Want to experience the magic of the L.A. County Fair? Make this funnel cake
The L.A. County Fair isn’t happening this year — it’s closed for only the second time in its nearly 100-year history — so you can’t get funnel cake from a stand, but you can, and should, still have funnel cake. It’s one of those sweets you wouldn’t think to make at home, but it actually comes together more quickly than cookies. Plus, swirling the batter into hot oil and watching it puff into edible art is simultaneously thrilling and soothing, two feelings we need in equal measure right now.
Half a year into this COVID-changed life, I’m learning that I can’t manufacture the setting around iconic dishes, whether they’re from Dodger Stadium or vacation spots. So with this funnel cake, I’m bringing some fair magic to the food itself. (If you want a little carnival ambience, don’t turn on your hood or open any windows while frying and you can get that oily dough smell all over your clothes and kitchen.)
Butter, oil, lard and other rendered animal fats can be used for frying, but different ones work best for different types of cooking.
The funnel cake batter is vanilla-basic and the fried dough gets the usual blizzard of powdered sugar followed by big mounds of whipped cream — freshly whisked or shot out of a Reddi-Wip can.
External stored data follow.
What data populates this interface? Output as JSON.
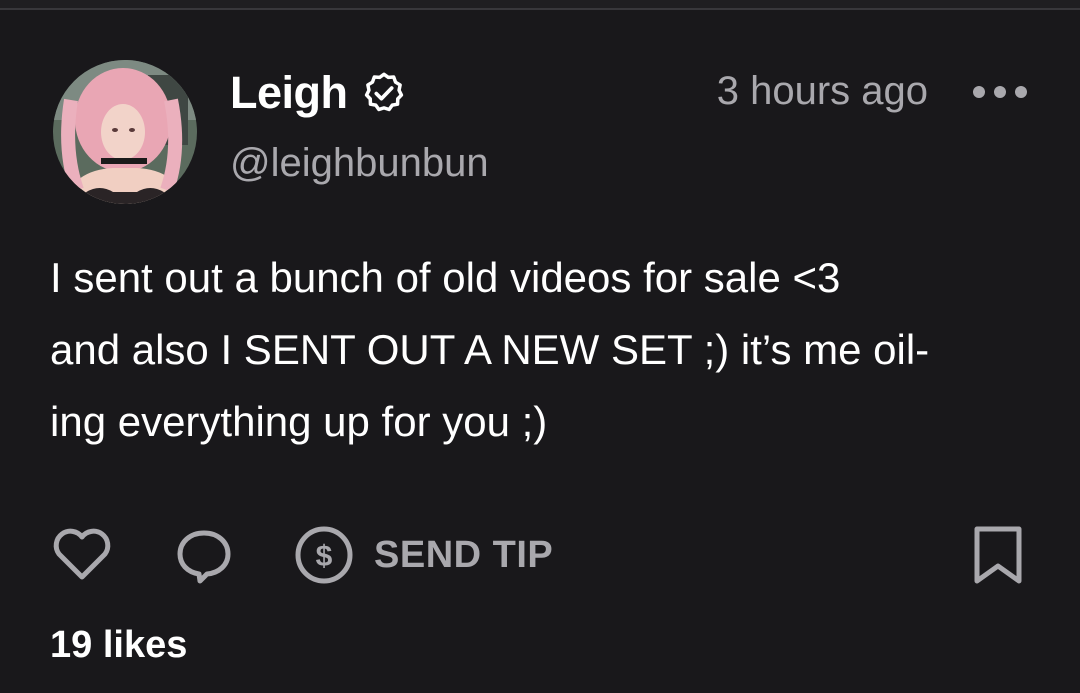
{
  "author": {
    "display_name": "Leigh",
    "handle": "@leighbunbun",
    "verified": true,
    "avatar_icon": "profile-photo"
  },
  "post": {
    "time": "3 hours ago",
    "text": "I sent out a bunch of old videos for sale <3\nand also I SENT OUT A NEW SET ;) it’s me oil-\ning everything up for you ;)",
    "likes_label": "19 likes"
  },
  "actions": {
    "like_icon": "heart-icon",
    "comment_icon": "comment-icon",
    "tip_icon": "dollar-circle-icon",
    "tip_label": "SEND TIP",
    "bookmark_icon": "bookmark-icon",
    "more_icon": "more-dots-icon"
  },
  "colors": {
    "background": "#19181b",
    "primary_text": "#ffffff",
    "secondary_text": "#a9a8ad",
    "icon": "#a9a8ad"
  }
}
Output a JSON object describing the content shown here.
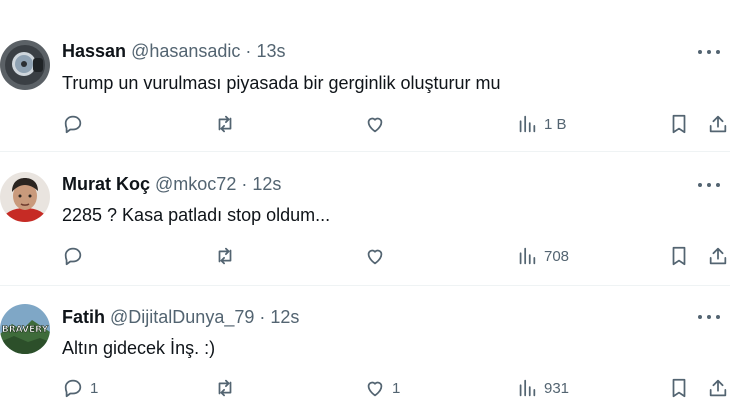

It’s the final topping, however, that takes this treat beyond COVID-silver-lining to anytime-best-thing-ever: Lucky Charms marshmallows.
The cereal company is now selling “Just Magical Marshmallows” in shiny pouches that threaten “Limited Edition.” I’m one of those terrible people who says I don’t like artificial food coloring or sugary breakfast cereal; apparently, I’m a liar. Because right here, right now, these marshmallows are all I want. And sure, you can pick through a box of Lucky Charms to collect the marshmallows like prizes in a county-fair game, but I can’t at this moment. There’s already too much and not enough to do during COVID. Just give me the marshmallows.
I want to be able to grab a handful of these magically crunchy marshmallows and crush them all over the whipped cream clouds on the funnel cake, showering on the rainbow bits like pixie dust. Then I want another huge handful of whole ones to throw on top of that.
It turns out that the marshmallows taste like county-fair cotton candy, so a single bite of this funnel cake gives you that feeling of eating another carnival treat while you still have some cotton candy stuck to the roof of your mouth. The technicolor sprinkles dissolve into the cream while the whole rainbows, horseshoes and clovers stay crisp, giving you a multilayered sugar rush. It’s not like going to the fair or better than going to the fair, but it’s pretty great.